Addressing a local Justice and Development Party (AKP) congress ahead of the 2019 elections, Turkish President Recep Tayyip Erdoğan on Sunday said he would go to the Afrin region of Syria if necessary and called on people to follow him, the state-run Anadolu news agency and Sputnik reported.
“If needed, I, the top commander, would be the first one to go to Afrin. You would then follow me,” said Erdoğan during the AKP congress in Amasya province.
Erdoğan said Turkish troops are in Syria to ready conditions for the return of 3.5 million Syrian refugees in Turkey.
Stating that the Turkish military and Free Syrian Army (FSA) fighters have captured the strategic Bursaya Mountain in Afrin, Erdoğan said: “They did it some despite some impertinent people. They did it despite the European Parliament.

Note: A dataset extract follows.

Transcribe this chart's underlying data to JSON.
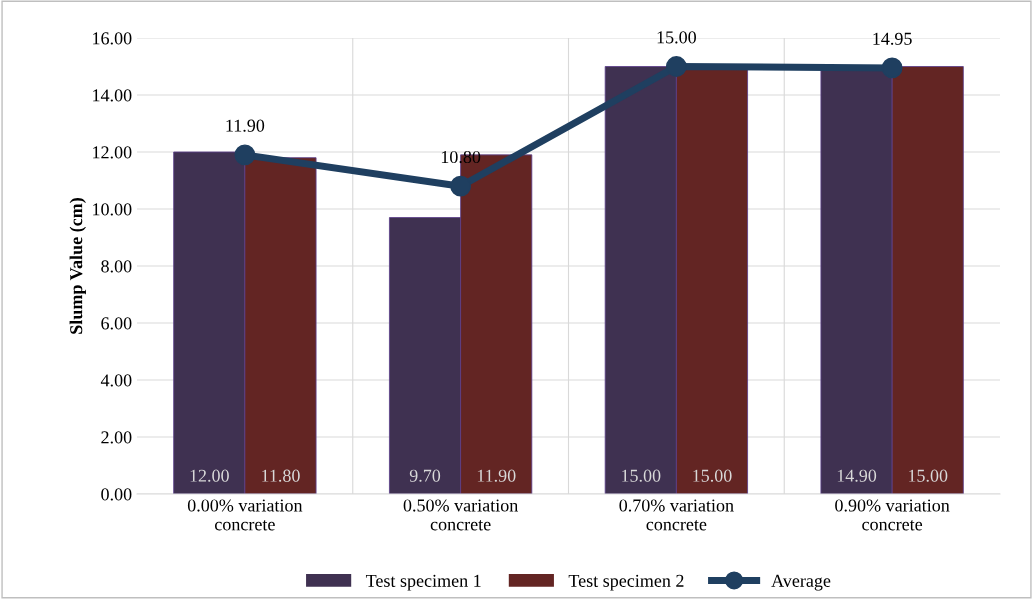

Some in the EP call Turkish troops ‘occupiers.’ You [Europeans] should look at your past, what you did in Africa.”
Erdoğan also said 484 terrorists, seven Turkish troops and 13 FSA fighters have been killed in the Afrin operation.
The Turkish military and FSA fighters on Jan. 20 launched Operation Olive Branch in Afrin against the Syrian Kurdish Democratic Union Party (PYD).
Three civilians were also killed in rocket attacks targeting the Turkish border cities Reyhanlı and Kilis.
Turkish Foreign Minister Mevlüt Çavuşoğlu on Saturday called on the United States to withdraw personnel from the Kurdish-held town of Manbij in northern Syria, amid tension that escalated between Ankara and Washington following Turkey’s operation in Afrin.
President Erdoğan on Friday reacted to calls from the US to wrap up the operation in Afrin, defying Washington and saying that Manbij would be the next target.
Manbij is controlled by the Kurdish-led, US-backed PYD, which Turkey sees as the Syrian extension of the outlawed Kurdistan Workers’ Party (PKK).
President Erdoğan on Oct. 8 said Turkey would not allow a Kurdish corridor in Syria extending along the Turkish border to the Mediterranean.